While stating that the ratio “appeared big,” the Secretary-General of the Trades Union Congress (TUC), Dr Anthony Yaw Baah, said in a separate interview that it was deceptive to make a conclusion just by looking at the ratio alone.
“If government is not able to mobilise enough, it will appear that they are using too much to pay public sector workers and in doing that they will be hiding their weaknesses.
“The government should stop putting the blame on workers and collect the taxes.
“Ghana is now a middle-income country yet the tax revenue as a percentage of GDP is quite low, but the reason why Ghana became a middle-income country is because of the relative quality of service we provide and many other things.
“So, if you just compare the ratio of public workers’ wages and salaries to tax revenue, you may be losing some points because you are not also looking at the quality of the service,” he told the newspaper on April 30.
Should tax revenue improve and every deserving tax collected, Dr Baah said the ratio would slump “but workers will still be paid well.”

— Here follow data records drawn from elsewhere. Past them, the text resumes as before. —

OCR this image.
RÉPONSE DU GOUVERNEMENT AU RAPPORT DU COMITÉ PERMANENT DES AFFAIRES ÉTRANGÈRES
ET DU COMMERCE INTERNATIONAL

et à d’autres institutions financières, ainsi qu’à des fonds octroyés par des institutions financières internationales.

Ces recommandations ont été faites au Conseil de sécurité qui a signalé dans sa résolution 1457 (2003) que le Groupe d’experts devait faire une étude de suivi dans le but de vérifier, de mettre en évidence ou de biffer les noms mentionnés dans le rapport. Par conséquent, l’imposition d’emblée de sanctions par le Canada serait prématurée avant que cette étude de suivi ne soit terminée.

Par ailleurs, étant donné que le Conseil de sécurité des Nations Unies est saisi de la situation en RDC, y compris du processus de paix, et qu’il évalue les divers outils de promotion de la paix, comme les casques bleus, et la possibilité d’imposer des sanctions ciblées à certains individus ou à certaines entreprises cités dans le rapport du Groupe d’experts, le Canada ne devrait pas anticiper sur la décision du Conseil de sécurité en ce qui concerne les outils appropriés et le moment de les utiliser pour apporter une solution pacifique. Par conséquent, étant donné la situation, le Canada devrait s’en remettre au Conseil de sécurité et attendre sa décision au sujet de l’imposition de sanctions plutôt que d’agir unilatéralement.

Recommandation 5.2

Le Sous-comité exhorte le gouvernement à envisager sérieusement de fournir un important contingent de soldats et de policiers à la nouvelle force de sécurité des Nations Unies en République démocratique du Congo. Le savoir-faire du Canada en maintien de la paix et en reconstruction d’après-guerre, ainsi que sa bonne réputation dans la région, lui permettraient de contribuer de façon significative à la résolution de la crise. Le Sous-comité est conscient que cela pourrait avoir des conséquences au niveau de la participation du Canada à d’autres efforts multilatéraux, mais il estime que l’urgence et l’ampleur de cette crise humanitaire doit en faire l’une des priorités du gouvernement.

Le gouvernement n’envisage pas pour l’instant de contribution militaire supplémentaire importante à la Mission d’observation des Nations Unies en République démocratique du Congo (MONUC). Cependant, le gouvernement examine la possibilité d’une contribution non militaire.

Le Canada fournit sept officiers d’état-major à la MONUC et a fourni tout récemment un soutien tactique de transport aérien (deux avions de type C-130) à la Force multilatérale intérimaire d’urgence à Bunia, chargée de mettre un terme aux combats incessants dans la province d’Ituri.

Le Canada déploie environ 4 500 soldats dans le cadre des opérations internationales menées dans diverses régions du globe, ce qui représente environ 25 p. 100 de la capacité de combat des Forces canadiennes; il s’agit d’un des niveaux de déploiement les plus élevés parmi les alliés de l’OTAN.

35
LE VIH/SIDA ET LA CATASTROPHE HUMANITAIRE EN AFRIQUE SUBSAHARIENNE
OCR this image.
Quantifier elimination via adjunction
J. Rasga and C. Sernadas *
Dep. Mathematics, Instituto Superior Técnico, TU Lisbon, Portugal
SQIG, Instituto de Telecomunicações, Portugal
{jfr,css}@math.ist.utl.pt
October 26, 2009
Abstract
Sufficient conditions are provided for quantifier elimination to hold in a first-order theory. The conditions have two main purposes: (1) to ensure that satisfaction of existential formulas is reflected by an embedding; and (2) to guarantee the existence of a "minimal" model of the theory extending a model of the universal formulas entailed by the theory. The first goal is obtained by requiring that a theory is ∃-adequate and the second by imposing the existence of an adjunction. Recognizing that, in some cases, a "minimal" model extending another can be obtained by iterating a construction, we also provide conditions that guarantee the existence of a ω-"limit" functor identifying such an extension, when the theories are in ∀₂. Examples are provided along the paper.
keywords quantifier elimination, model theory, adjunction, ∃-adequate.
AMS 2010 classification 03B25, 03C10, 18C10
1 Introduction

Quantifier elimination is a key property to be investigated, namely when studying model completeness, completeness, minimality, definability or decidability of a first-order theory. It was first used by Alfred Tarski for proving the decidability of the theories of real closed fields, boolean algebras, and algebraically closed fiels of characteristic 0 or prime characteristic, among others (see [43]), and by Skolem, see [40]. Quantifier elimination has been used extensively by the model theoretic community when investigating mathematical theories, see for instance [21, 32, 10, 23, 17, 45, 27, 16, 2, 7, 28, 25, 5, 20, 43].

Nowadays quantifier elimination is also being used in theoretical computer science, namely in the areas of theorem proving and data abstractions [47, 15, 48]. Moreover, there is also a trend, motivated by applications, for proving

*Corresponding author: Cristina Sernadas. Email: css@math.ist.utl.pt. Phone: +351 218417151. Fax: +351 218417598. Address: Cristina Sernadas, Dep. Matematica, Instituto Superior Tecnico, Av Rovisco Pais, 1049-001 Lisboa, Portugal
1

With the average wage of a public sector worker in the country still less than GH¢1,000, the Secretary-General of the TUC said it was deceptive for one to say that the wage bill was unduly high.
“The pay in Ghana is still below the standard. For instance, our doctors are currently receiving around GH¢4,500 but taking care of an average of 10,000 people,” he said, explaining that doctors in other countries receive more but cater for less patients.
Impact on GDP
Although the wage bill has remained strong, the data showed moderation in the ratio to tax revenue over the last two years.
From 47.1 percent in 2016, the data showed that the ratio between the wage bill and tax revenue reduced to 44.7 percent in 2017 and is now estimated to end 2016 at 43.1 percent.
With unemployment still bulging (ISSER estimates that 90 percent of graduates do not find jobs after their first year of graduating) in the midst of bearish revenue inflows, nothing shows that the wage bill will witness significant declines in the near future.
Although increased public sector employment is good news for the jobless Prof. Quartey, who is also with the Institute of Statistical Social and Economic Research (ISSER), said it could complicate the challenge facing macroeconomic indices.
He mentioned the strong growth in the debt stock, declining investment in capital expenditure and government’s continuous indebtedness to statutory funds as some of the signs.